Mr. K presented to the ER with pleuritic chest pains. During the workup which included a CT chest to rule out a pulmonary embolism; that caught a glimpse of his adrenals which contained a 6.6 cm heterogenous mass. Aside from the chest pains, he was pretty asymptomatic, with reportedly a history of benign essentially hypertension well controlled with an ACE-inhibitor.
When I saw him in the hospital, I reviewed the function of the gland, but also assured him that most masses are nonfunctioning though the sheer size of the tumor probably will necessitate adrenalectomy eventually. He looked great, and was normotensive. We also started biochemical testing then, though I'm often hesitant to initiate testing in inpatients as the probability of a false positive increases.
I was called that night by the nurses because they had trouble with his blood pressure. 'Trouble' was probably the understatement of the year. So fluctuant was his BP, that they transferred him to telemetry. One minute his BP was 90/50, while the next it was clear up into 240/120s. Even on the arterial line. My pretest probability for a pheochromocytoma went from 'low' to 'almost definite'.
In the outpatient setting, treatment of pheochromocytoma begins with adequate hydration as although patients may be hypertensive (caveat: most patients are NOT hypertensive) they tend to be intravascularly dry. I also tell them to tank up on salt (one of the 2, well maybe 3 conditions in which an endo might tell you to take MORE salt. Can you guess the other 2?). Alpha blockade is started first (classic medschool exam question) and while there are numerous you can pick from, I start with the shorter acting Phenoxybenzamine. The shorter duration of action allows for better titration of doses. My personal goal is to see a systolic drop of 15 to 20 mm Hg on standing with no reflex tachycardia though you may also pick an absolute BP goal. Once the patient is adequately blocked, a beta blocker is then started. For select patients, we add a 3rd line agent a few days before surgery: Metyrosine, to deplete adrenal catecholamine levels, that is if you can get your hands on it.

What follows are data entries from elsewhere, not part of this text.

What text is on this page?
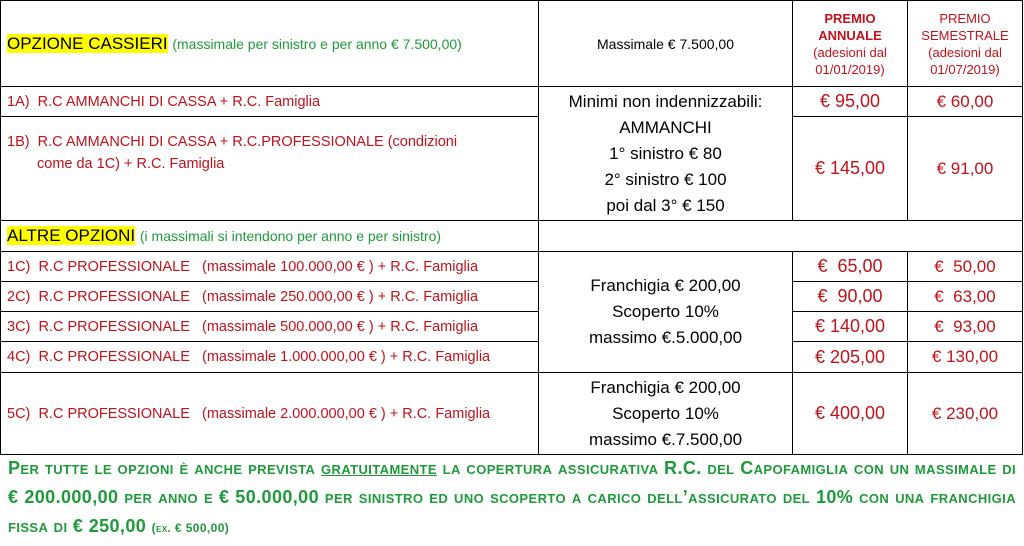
OPZIONE CASSIERI (massimale per sinistro e per anno € 7.500,00)	Massimale € 7.500,00	PREMIO
ANNUALE
(adesioni dal
01/01/2019)	PREMIO
SEMESTRALE
(adesioni dal
01/07/2019)
1A) R.C AMMANCHI DI CASSA + R.C. Famiglia	Minimi non indennizzabili:
AMMANCHI
1° sinistro € 80
2° sinistro € 100
poi dal 3° € 150	€ 95,00	€ 60,00
1B) R.C AMMANCHI DI CASSA + R.C.PROFESSIONALE (condizioni
come da 1C) + R.C. Famiglia		€ 145,00	€ 91,00
ALTRE OPZIONI (i massimali si intendono per anno e per sinistro)			
1C) R.C PROFESSIONALE   (massimale 100.000,00 € ) + R.C. Famiglia	Franchigia € 200,00
Scoperto 10%
massimo €.5.000,00	€  65,00	€  50,00
2C) R.C PROFESSIONALE   (massimale 250.000,00 € ) + R.C. Famiglia		€  90,00	€  63,00
3C) R.C PROFESSIONALE   (massimale 500.000,00 € ) + R.C. Famiglia		€ 140,00	€  93,00
4C) R.C PROFESSIONALE   (massimale 1.000.000,00 € ) + R.C. Famiglia		€ 205,00	€ 130,00
5C) R.C PROFESSIONALE   (massimale 2.000.000,00 € ) + R.C. Famiglia	Franchigia € 200,00
Scoperto 10%
massimo €.7.500,00	€ 400,00	€ 230,00
Per tutte le opzioni è anche prevista gratuitamente la copertura assicurativa R.C. del Capofamiglia con un massimale di € 200.000,00 per anno e € 50.000,00 per sinistro ed uno scoperto a carico dell’assicurato del 10% con una franchigia fissa di € 250,00 (ex. € 500,00)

For Mr. K, by the time I got to the hospital, his primary team had decided to intubate him for respiratory distress; his blood pressure remained mostly high though these were peppered with marked drops. In these situations, regular alpha blockade would not be fast-acting enough. Throughout the night, we resorted to Nitroglycerin and then Nipride, Nicardipine and finally Phentolamine. For the next 24 hours he remained fluctuant, at times with his BP so high that many of us feared he would stroke out, while at other times his BP was so low that they had trouble feeling a pulse. It was touch and go for the 5 days he was in the ICU though things eventually stabilized enough that he was extubated and we transitioned him to the usual Phenoxybenzamine and then a beta blocker.
And so, when I saw him in clinic 2 days ago for follow up, I could not help myself but to give him a big handshake and a hug- he was out of it for most of the time in the ICU, but his family was there and they knew how worried we were. It was with a great sense of relief to see Mr. K walking and talking normally, cognitively intact.
He's not out of the woods yet obviously. But I'm pleased by his progress and the level of his alpha and beta blockade. He's probably pretty well-prepped for surgery which will happen in a week. And God willing, things should turn out well.
Post-op, it's necessary to reassess things biochemically as there is a chance of metastatic pheochromocytoma- patients should undergo repeat 24-hour urine catecholamine and metanephrine testing. If biochemistry remain abnormal, then imaging for metastatic disease is necessary, whether you use MIBG or Octreotide or some other scan.